Binaural beat frequencies can be used in sound therapy to give the illusion of hearing a lower frequency.

Robert Monroe made a remarkable discovery when he learned that the brain processes sound using the super positional effects of interference.

What Are Binaural Beats?

Binaural Beats are the sensation of hearing a throbbing sound, when in fact, you are hearing two constant amplitude sounds in separate ears.

Why Is This Remarkable?

This is remarkable for two reasons.

  • It provides a way to deliver very low frequencies to the brain.

  • It indicates that our hearing is more sensitive and responsive to phase than previously thought.

Our hearing ranges from about 16 Hz to 20,000 Hz. At times in our research, we would like to expose our sound therapy clients to frequencies below 16 hertz, but, we are unable to do that since they are inaudible. Binaural Beats to the rescue. By generating two higher frequencies with the desired difference frequency, we are able to generate the low frequency sounds.

For example, let's say we wanted to support our client with a 4 Hz tone. It is impossible to hear such a low frequency and very difficult to generate. However, if we instead play a tone of say, 160 Hz in one ear and 164 Hz in the other, then the brain combines the two separate tones to produce what seems to be a single tone whose amplitude modulates at 4 Hz. This third sound is created in the brain and is called the binaural beat.

Hearing Phase

It is just becoming apparent now, and with the invention of Hugo Zuccarell's Holophone Sounds, that the ears are extremely sensitive to phase. Our current understanding of the brain and how it works does not seem to be able to explain how the brain is able to combine the sounds phase information to create the binaural beat effect.

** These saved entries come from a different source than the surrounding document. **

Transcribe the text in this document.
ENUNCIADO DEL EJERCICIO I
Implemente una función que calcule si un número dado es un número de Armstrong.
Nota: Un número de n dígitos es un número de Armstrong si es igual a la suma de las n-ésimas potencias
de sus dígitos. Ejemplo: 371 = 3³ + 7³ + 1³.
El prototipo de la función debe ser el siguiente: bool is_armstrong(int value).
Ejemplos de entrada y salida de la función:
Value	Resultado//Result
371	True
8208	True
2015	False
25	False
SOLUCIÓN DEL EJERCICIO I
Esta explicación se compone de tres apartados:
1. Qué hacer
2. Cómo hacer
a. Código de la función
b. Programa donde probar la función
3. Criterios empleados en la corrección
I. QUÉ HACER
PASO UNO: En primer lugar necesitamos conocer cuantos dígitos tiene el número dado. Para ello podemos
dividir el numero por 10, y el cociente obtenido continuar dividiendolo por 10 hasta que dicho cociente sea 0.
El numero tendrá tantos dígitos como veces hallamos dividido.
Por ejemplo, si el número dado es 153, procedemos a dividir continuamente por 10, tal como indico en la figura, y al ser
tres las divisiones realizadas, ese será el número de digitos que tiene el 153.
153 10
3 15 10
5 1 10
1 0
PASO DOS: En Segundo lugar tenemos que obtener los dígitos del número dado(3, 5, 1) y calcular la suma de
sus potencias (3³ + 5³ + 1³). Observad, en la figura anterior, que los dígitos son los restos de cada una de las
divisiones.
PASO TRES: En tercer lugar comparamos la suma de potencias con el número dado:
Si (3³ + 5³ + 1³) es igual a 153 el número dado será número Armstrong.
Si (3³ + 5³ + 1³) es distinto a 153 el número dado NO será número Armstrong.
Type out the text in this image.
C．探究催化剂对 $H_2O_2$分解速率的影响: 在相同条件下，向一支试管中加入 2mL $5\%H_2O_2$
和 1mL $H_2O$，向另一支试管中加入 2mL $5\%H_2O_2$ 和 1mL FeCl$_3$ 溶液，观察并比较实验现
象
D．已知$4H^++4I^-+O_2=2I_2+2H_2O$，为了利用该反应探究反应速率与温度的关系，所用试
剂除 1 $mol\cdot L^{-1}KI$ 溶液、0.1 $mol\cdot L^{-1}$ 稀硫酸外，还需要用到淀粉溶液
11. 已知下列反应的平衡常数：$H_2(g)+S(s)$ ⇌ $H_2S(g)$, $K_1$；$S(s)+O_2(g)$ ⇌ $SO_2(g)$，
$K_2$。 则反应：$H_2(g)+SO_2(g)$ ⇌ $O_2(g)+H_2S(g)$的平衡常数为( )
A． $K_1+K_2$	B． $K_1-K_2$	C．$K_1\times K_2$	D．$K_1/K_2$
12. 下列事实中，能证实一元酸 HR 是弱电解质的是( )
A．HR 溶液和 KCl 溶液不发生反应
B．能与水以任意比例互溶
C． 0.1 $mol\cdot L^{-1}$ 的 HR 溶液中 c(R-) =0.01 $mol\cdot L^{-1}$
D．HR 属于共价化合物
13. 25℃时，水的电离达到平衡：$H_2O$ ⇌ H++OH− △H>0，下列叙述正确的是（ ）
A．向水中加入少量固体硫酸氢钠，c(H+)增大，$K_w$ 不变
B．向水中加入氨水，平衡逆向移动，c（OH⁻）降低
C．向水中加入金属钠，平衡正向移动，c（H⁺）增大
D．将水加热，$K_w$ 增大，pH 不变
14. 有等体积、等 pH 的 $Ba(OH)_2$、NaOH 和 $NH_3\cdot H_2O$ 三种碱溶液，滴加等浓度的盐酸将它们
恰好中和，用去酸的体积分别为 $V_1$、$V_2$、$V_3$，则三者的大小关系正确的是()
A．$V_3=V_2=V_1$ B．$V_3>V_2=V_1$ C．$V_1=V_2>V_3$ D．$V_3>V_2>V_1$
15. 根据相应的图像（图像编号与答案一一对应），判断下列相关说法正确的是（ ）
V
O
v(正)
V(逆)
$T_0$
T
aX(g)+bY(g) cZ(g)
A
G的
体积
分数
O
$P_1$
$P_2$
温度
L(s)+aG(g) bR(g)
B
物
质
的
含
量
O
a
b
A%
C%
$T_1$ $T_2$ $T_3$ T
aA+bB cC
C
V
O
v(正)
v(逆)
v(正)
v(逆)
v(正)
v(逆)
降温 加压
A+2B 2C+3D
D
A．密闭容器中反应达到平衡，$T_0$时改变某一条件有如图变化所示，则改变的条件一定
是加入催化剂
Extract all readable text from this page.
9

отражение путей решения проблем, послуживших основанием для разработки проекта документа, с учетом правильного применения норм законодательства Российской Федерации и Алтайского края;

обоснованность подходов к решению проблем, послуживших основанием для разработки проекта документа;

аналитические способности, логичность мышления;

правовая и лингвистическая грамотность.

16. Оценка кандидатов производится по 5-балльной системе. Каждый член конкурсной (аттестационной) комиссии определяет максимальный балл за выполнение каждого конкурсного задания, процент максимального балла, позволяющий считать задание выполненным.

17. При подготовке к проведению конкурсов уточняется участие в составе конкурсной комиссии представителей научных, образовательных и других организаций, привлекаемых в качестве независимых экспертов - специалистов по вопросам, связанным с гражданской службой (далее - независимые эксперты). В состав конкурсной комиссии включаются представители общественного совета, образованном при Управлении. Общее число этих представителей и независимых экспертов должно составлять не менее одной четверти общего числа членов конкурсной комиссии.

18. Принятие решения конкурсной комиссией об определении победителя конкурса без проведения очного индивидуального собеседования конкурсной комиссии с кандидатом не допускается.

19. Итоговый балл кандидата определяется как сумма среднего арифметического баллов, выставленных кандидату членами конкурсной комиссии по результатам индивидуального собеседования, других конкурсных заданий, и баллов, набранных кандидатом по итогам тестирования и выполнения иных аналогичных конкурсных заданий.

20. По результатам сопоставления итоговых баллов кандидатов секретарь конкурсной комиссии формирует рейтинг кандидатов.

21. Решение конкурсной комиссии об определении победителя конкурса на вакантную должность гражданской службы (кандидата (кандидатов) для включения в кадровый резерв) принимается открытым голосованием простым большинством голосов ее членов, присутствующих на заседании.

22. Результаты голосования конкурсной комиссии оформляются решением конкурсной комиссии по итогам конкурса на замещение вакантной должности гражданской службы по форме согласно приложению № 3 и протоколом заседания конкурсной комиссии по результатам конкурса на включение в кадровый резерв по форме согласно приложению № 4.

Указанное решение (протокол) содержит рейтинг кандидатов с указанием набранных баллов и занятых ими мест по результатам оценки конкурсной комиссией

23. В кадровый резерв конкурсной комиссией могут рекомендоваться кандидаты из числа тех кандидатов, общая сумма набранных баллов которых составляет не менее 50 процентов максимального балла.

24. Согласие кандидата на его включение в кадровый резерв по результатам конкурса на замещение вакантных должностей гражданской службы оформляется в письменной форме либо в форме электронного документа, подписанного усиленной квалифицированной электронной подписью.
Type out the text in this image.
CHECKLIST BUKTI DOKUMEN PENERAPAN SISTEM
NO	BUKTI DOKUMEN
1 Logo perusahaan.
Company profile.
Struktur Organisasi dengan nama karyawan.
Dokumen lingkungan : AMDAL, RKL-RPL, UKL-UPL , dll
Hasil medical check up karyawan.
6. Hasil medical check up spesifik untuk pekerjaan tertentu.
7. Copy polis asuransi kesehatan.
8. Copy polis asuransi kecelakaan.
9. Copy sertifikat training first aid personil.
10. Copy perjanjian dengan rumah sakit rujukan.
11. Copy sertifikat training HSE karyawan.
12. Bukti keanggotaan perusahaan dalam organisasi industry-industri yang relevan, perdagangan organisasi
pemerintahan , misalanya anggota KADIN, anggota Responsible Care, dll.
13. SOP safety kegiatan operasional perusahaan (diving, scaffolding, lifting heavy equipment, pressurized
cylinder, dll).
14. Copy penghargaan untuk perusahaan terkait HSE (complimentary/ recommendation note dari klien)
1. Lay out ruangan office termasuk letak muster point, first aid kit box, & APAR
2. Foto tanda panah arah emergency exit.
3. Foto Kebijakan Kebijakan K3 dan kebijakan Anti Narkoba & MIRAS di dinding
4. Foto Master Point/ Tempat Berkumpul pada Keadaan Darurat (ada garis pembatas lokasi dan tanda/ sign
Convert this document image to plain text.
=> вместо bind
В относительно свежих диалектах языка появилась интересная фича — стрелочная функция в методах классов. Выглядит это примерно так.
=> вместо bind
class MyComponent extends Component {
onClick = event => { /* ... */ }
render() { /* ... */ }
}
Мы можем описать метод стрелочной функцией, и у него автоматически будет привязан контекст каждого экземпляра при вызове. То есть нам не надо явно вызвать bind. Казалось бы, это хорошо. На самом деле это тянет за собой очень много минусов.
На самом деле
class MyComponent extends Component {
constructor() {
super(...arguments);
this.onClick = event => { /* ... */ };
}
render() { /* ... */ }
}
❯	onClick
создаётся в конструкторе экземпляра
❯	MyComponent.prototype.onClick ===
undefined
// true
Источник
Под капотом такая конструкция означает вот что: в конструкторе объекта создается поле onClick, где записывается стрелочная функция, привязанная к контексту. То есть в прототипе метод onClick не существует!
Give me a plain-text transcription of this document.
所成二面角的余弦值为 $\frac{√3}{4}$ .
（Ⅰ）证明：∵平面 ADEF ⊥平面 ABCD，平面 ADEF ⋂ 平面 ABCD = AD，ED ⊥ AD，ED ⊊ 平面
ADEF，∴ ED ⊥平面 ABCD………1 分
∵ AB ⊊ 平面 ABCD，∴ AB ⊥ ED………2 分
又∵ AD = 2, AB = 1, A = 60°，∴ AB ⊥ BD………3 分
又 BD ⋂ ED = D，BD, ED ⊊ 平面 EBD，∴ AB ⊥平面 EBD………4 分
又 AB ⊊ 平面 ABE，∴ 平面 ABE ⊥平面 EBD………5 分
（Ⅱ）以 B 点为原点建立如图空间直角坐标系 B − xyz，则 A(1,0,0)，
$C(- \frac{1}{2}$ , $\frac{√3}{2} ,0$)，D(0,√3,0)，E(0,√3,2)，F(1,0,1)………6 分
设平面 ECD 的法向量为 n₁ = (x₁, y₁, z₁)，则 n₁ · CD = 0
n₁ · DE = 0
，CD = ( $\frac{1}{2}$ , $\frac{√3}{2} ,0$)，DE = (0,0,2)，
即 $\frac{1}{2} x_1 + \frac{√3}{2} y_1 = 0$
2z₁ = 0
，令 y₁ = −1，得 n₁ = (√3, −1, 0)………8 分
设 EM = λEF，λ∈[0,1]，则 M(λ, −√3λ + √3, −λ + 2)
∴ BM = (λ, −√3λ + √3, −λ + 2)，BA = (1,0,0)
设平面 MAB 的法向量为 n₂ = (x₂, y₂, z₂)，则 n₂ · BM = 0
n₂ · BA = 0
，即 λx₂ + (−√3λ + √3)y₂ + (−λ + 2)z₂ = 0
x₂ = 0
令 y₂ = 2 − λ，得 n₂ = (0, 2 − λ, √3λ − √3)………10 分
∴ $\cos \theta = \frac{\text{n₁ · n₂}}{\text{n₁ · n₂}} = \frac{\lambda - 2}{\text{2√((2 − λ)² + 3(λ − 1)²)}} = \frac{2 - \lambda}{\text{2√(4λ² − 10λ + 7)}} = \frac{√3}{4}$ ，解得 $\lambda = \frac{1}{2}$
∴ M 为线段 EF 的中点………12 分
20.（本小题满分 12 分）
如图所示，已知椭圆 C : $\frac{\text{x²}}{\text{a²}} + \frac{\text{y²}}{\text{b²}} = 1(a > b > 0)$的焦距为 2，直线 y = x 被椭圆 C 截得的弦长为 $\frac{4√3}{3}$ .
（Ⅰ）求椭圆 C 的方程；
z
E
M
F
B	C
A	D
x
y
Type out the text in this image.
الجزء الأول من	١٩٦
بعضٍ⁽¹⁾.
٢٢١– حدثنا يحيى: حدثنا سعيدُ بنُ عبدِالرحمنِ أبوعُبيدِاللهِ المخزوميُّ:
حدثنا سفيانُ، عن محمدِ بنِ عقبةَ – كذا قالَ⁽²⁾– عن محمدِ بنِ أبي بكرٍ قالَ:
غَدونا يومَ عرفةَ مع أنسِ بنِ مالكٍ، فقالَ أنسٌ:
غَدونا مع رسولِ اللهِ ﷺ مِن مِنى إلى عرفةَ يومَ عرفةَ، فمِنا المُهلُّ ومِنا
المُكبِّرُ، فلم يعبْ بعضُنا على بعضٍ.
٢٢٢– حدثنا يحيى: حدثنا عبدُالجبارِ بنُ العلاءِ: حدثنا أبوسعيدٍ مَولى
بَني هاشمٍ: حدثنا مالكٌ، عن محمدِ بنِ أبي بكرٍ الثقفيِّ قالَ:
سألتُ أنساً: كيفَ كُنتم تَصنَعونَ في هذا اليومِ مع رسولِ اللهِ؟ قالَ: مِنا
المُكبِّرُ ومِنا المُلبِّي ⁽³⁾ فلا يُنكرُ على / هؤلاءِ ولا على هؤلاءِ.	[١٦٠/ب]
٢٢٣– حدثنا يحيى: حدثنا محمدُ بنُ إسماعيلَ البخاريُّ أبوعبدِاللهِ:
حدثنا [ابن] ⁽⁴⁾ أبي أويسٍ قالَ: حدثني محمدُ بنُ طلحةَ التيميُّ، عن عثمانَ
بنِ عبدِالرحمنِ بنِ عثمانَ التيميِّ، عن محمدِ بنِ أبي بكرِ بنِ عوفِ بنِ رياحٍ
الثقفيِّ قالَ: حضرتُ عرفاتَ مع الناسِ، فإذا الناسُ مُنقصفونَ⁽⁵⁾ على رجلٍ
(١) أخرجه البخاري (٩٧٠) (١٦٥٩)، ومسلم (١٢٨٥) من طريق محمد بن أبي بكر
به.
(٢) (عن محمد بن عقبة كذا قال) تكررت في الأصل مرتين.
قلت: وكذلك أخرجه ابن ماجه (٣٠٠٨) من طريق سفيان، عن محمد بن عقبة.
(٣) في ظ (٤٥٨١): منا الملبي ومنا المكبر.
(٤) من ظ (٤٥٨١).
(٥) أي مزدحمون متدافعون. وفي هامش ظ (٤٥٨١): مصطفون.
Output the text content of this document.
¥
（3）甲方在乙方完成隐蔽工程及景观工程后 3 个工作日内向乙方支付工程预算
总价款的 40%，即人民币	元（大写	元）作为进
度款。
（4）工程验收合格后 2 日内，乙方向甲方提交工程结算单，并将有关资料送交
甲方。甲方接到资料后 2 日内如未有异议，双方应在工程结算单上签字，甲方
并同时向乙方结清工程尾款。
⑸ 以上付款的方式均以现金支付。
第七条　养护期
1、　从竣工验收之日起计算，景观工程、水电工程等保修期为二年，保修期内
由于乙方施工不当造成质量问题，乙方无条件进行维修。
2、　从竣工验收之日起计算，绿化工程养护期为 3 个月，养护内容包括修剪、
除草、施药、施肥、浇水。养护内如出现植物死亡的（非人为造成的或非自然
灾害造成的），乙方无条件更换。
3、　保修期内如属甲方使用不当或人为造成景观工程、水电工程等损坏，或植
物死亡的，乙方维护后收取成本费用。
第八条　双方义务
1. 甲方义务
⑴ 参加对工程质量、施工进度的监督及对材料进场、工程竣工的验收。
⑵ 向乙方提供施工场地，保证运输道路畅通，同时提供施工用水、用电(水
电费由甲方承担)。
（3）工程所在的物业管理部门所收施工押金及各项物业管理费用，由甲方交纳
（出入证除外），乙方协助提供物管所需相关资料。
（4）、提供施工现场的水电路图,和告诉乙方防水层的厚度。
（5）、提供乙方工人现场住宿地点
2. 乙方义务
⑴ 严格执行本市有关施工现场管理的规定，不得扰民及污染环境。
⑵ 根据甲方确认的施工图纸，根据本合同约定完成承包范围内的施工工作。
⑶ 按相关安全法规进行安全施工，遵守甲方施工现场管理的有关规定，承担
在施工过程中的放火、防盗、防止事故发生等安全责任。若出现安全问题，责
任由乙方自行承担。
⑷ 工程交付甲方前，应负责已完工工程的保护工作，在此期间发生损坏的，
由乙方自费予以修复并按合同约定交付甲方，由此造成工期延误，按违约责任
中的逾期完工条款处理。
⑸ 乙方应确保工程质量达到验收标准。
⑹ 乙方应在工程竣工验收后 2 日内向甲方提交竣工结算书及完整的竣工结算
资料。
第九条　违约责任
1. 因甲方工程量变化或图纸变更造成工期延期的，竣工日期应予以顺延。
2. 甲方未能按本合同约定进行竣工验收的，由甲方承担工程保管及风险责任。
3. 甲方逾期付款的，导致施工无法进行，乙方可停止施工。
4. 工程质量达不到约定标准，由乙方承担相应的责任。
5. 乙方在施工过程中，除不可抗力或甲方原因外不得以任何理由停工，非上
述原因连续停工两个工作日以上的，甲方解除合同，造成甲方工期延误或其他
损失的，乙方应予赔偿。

It is interesting to realize that this effect is largely a "sonic illusion," similar to an optical illusion. Our brain processes the sounds and indicates that it is hearing a single sound which is strong varying in amplitude, where, in fact, we are hearing a constant volume sound in each ear. We theorize that this phase processing is strongly related to our ability to detect the location of a sound.

Hopefully we will be able to expand our knowledge in this field in the near future.